China’s economy is battling deflationary pressures, with one measure showing the longest streak of falling consumer prices since 1999. Weak consumption and investment demand have led to intense price wars in sectors including electric vehicles and solar, hurting companies’ profits and making consumers even more inclined to delay purchases as they expect costs to keep dropping.
Data on Friday also showed factory-gate prices extending a deflationary run that began in late 2022. The producer price index declined 0.8% from a year earlier, in line with the drop in June.

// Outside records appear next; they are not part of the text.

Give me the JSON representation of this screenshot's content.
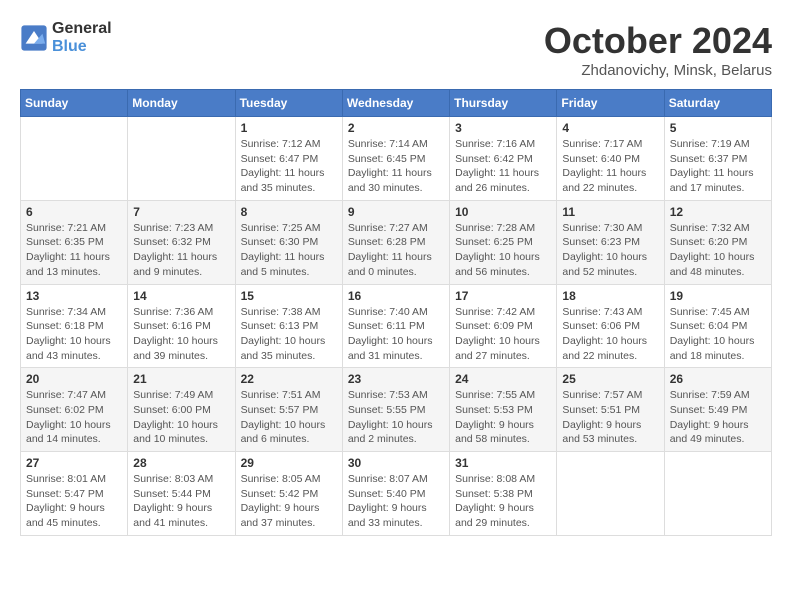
{
  "header": {
    "logo_general": "General",
    "logo_blue": "Blue",
    "month_title": "October 2024",
    "subtitle": "Zhdanovichy, Minsk, Belarus"
  },
  "weekdays": [
    "Sunday",
    "Monday",
    "Tuesday",
    "Wednesday",
    "Thursday",
    "Friday",
    "Saturday"
  ],
  "weeks": [
    [
      {
        "day": "",
        "info": ""
      },
      {
        "day": "",
        "info": ""
      },
      {
        "day": "1",
        "info": "Sunrise: 7:12 AM\nSunset: 6:47 PM\nDaylight: 11 hours and 35 minutes."
      },
      {
        "day": "2",
        "info": "Sunrise: 7:14 AM\nSunset: 6:45 PM\nDaylight: 11 hours and 30 minutes."
      },
      {
        "day": "3",
        "info": "Sunrise: 7:16 AM\nSunset: 6:42 PM\nDaylight: 11 hours and 26 minutes."
      },
      {
        "day": "4",
        "info": "Sunrise: 7:17 AM\nSunset: 6:40 PM\nDaylight: 11 hours and 22 minutes."
      },
      {
        "day": "5",
        "info": "Sunrise: 7:19 AM\nSunset: 6:37 PM\nDaylight: 11 hours and 17 minutes."
      }
    ],
    [
      {
        "day": "6",
        "info": "Sunrise: 7:21 AM\nSunset: 6:35 PM\nDaylight: 11 hours and 13 minutes."
      },
      {
        "day": "7",
        "info": "Sunrise: 7:23 AM\nSunset: 6:32 PM\nDaylight: 11 hours and 9 minutes."
      },
      {
        "day": "8",
        "info": "Sunrise: 7:25 AM\nSunset: 6:30 PM\nDaylight: 11 hours and 5 minutes."
      },
      {
        "day": "9",
        "info": "Sunrise: 7:27 AM\nSunset: 6:28 PM\nDaylight: 11 hours and 0 minutes."
      },
      {
        "day": "10",
        "info": "Sunrise: 7:28 AM\nSunset: 6:25 PM\nDaylight: 10 hours and 56 minutes."
      },
      {
        "day": "11",
        "info": "Sunrise: 7:30 AM\nSunset: 6:23 PM\nDaylight: 10 hours and 52 minutes."
      },
      {
        "day": "12",
        "info": "Sunrise: 7:32 AM\nSunset: 6:20 PM\nDaylight: 10 hours and 48 minutes."
      }
    ],
    [
      {
        "day": "13",
        "info": "Sunrise: 7:34 AM\nSunset: 6:18 PM\nDaylight: 10 hours and 43 minutes."
      },
      {
        "day": "14",
        "info": "Sunrise: 7:36 AM\nSunset: 6:16 PM\nDaylight: 10 hours and 39 minutes."
      },
      {
        "day": "15",
        "info": "Sunrise: 7:38 AM\nSunset: 6:13 PM\nDaylight: 10 hours and 35 minutes."
      },
      {
        "day": "16",
        "info": "Sunrise: 7:40 AM\nSunset: 6:11 PM\nDaylight: 10 hours and 31 minutes."
      },
      {
        "day": "17",
        "info": "Sunrise: 7:42 AM\nSunset: 6:09 PM\nDaylight: 10 hours and 27 minutes."
      },
      {
        "day": "18",
        "info": "Sunrise: 7:43 AM\nSunset: 6:06 PM\nDaylight: 10 hours and 22 minutes."
      },
      {
        "day": "19",
        "info": "Sunrise: 7:45 AM\nSunset: 6:04 PM\nDaylight: 10 hours and 18 minutes."
      }
    ],
    [
      {
        "day": "20",
        "info": "Sunrise: 7:47 AM\nSunset: 6:02 PM\nDaylight: 10 hours and 14 minutes."
      },
      {
        "day": "21",
        "info": "Sunrise: 7:49 AM\nSunset: 6:00 PM\nDaylight: 10 hours and 10 minutes."
      },
      {
        "day": "22",
        "info": "Sunrise: 7:51 AM\nSunset: 5:57 PM\nDaylight: 10 hours and 6 minutes."
      },
      {
        "day": "23",
        "info": "Sunrise: 7:53 AM\nSunset: 5:55 PM\nDaylight: 10 hours and 2 minutes."
      },
      {
        "day": "24",
        "info": "Sunrise: 7:55 AM\nSunset: 5:53 PM\nDaylight: 9 hours and 58 minutes."
      },
      {
        "day": "25",
        "info": "Sunrise: 7:57 AM\nSunset: 5:51 PM\nDaylight: 9 hours and 53 minutes."
      },
      {
        "day": "26",
        "info": "Sunrise: 7:59 AM\nSunset: 5:49 PM\nDaylight: 9 hours and 49 minutes."
      }
    ],
    [
      {
        "day": "27",
        "info": "Sunrise: 8:01 AM\nSunset: 5:47 PM\nDaylight: 9 hours and 45 minutes."
      },
      {
        "day": "28",
        "info": "Sunrise: 8:03 AM\nSunset: 5:44 PM\nDaylight: 9 hours and 41 minutes."
      },
      {
        "day": "29",
        "info": "Sunrise: 8:05 AM\nSunset: 5:42 PM\nDaylight: 9 hours and 37 minutes."
      },
      {
        "day": "30",
        "info": "Sunrise: 8:07 AM\nSunset: 5:40 PM\nDaylight: 9 hours and 33 minutes."
      },
      {
        "day": "31",
        "info": "Sunrise: 8:08 AM\nSunset: 5:38 PM\nDaylight: 9 hours and 29 minutes."
      },
      {
        "day": "",
        "info": ""
      },
      {
        "day": "",
        "info": ""
      }
    ]
  ]
}
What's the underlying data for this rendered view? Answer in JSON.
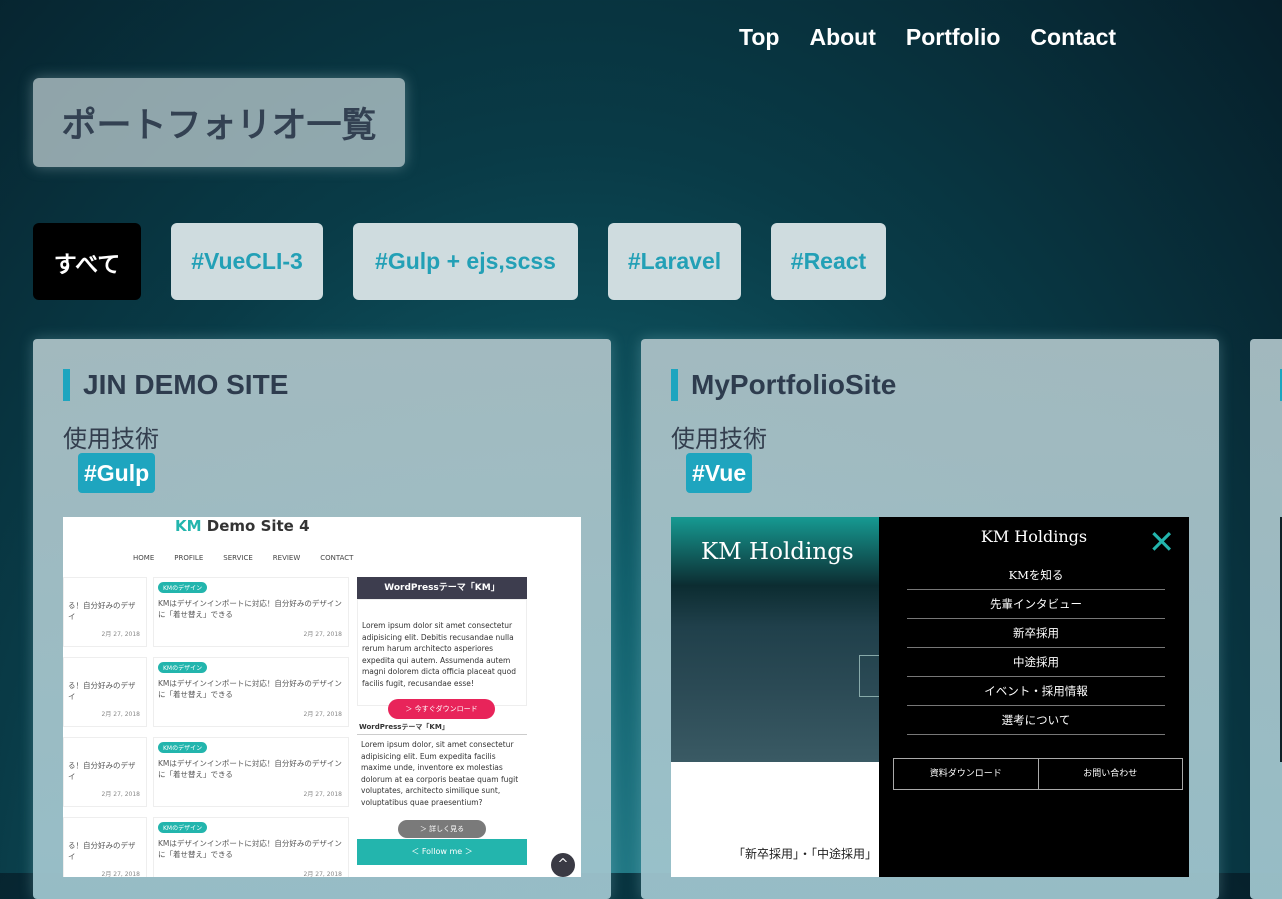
{
  "nav": [
    "Top",
    "About",
    "Portfolio",
    "Contact"
  ],
  "page_title": "ポートフォリオ一覧",
  "filters": [
    "すべて",
    "#VueCLI-3",
    "#Gulp + ejs,scss",
    "#Laravel",
    "#React"
  ],
  "tech_label": "使用技術",
  "cards": [
    {
      "title": "JIN DEMO SITE",
      "tag": "#Gulp",
      "preview": {
        "logo_accent": "KM",
        "logo_rest": " Demo Site 4",
        "menu": [
          "HOME",
          "PROFILE",
          "SERVICE",
          "REVIEW",
          "CONTACT"
        ],
        "post_badge": "KMのデザイン",
        "post_text": "KMはデザインインポートに対応！自分好みのデザインに「着せ替え」できる",
        "post_left_text": "る！自分好みのデザイ",
        "post_date": "2月 27, 2018",
        "side_head": "WordPressテーマ「KM」",
        "lorem1": "Lorem ipsum dolor sit amet consectetur adipisicing elit. Debitis recusandae nulla rerum harum architecto asperiores expedita qui autem. Assumenda autem magni dolorem dicta officia placeat quod facilis fugit, recusandae esse!",
        "download_btn": "＞ 今すぐダウンロード",
        "side_head2": "WordPressテーマ「KM」",
        "lorem2": "Lorem ipsum dolor, sit amet consectetur adipisicing elit. Eum expedita facilis maxime unde, inventore ex molestias dolorum at ea corporis beatae quam fugit voluptates, architecto similique sunt, voluptatibus quae praesentium?",
        "more_btn": "＞ 詳しく見る",
        "follow_btn": "＜ Follow me ＞",
        "totop": "^"
      }
    },
    {
      "title": "MyPortfolioSite",
      "tag": "#Vue",
      "preview": {
        "brand": "KM Holdings",
        "drawer_title": "KM Holdings",
        "close": "✕",
        "menu": [
          "KMを知る",
          "先輩インタビュー",
          "新卒採用",
          "中途採用",
          "イベント・採用情報",
          "選考について"
        ],
        "btn_left": "資料ダウンロード",
        "btn_right": "お問い合わせ",
        "recruit": "「新卒採用」・「中途採用」"
      }
    }
  ]
}
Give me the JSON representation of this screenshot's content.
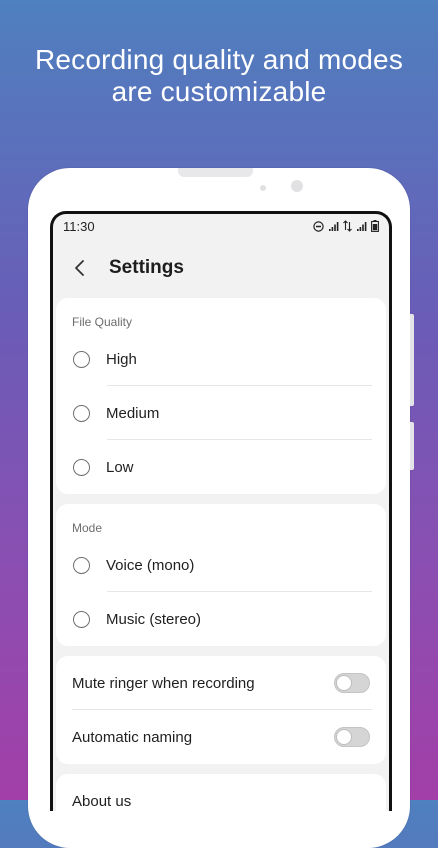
{
  "promo": {
    "headline_line1": "Recording quality and modes",
    "headline_line2": "are customizable"
  },
  "status_bar": {
    "time": "11:30",
    "icons": [
      "do-not-disturb-icon",
      "signal-icon",
      "data-arrows-icon",
      "signal-icon",
      "battery-icon"
    ]
  },
  "app_bar": {
    "title": "Settings",
    "back_icon": "chevron-left-icon"
  },
  "file_quality": {
    "header": "File Quality",
    "options": [
      {
        "label": "High",
        "selected": false
      },
      {
        "label": "Medium",
        "selected": false
      },
      {
        "label": "Low",
        "selected": false
      }
    ]
  },
  "mode": {
    "header": "Mode",
    "options": [
      {
        "label": "Voice (mono)",
        "selected": false
      },
      {
        "label": "Music (stereo)",
        "selected": false
      }
    ]
  },
  "toggles": [
    {
      "label": "Mute ringer when recording",
      "on": false
    },
    {
      "label": "Automatic naming",
      "on": false
    }
  ],
  "about": {
    "label": "About us"
  },
  "colors": {
    "gradient_top": "#4f80bf",
    "gradient_bottom": "#a23fa8",
    "screen_bg": "#f2f2f2",
    "card_bg": "#ffffff"
  }
}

Dong Lijuan, chief statistician at the NBS, attributed the rise in the headline CPI figure to “a continued recovery in consumption demand.” Yet she also noted that high temperatures and rain in some regions had an impact on prices.
Adverse weather pushed up vegetable and egg prices in July, reversing losses the previous month. That helped food prices snap a year-long run of contraction, which has been a major drag on consumer inflation. The fastest surge in pork prices since 2022, thanks to a low base from last year, also contributed to the increase.
Among non-food items, the prices of cars, smart phones and home appliances led the declines, reflecting price wars and persistent spillover impact from a housing downturn.
The offshore yuan ticked higher after the data, while China’s bond futures dipped. The benchmark 10-year yield edged up a basis point to 2.19% in a week where state banks have been actively selling the security to guide yields higher.
Chinese stocks advanced in early trading, with the CSI 300 Index climbing as much as 0.7%, and the Hang Seng China Enterprises Index adding nearly 2.4%.
Reviving domestic demand is increasingly important as exports — a rare bright spot in the economy this year — unexpectedly slowed in July, signaling a cooling of global demand. That is imperiling Beijing’s goal of around 5% growth for 2024.
China’s Politburo, the ruling Communist Party’s top decision-makers, vowed to make boosting consumer spending a greater policy focus in a recent meeting. The government rolled out a 20-step action plan to encourage more spending on services, though it offered little in the way of financial incentives to rev up domestic demand.
Economists are calling for more stimulus from Beijing to address the weak domestic demand. Local government bonds and subsidies could play a pivotal role in bolstering consumption and mitigating risks associated with their debt and the property downturn, according to Mizuho’s Zhou.
The People’s Bank of China is also expected to have more room to cut interest rates this year as traders price in a more aggressive path of rate cuts by the US Federal Reserve. Some economists see a total of three in China in 2024 — easing unseen in years.
“Conditions are in place to see inflation trend a little higher in the coming months but it should not impede further monetary easing,” Lynn Song, chief economist for greater China at ING Groep NV, said in a note. “With low inflation and weak credit activity, domestic factors continue to favor further monetary policy easing.”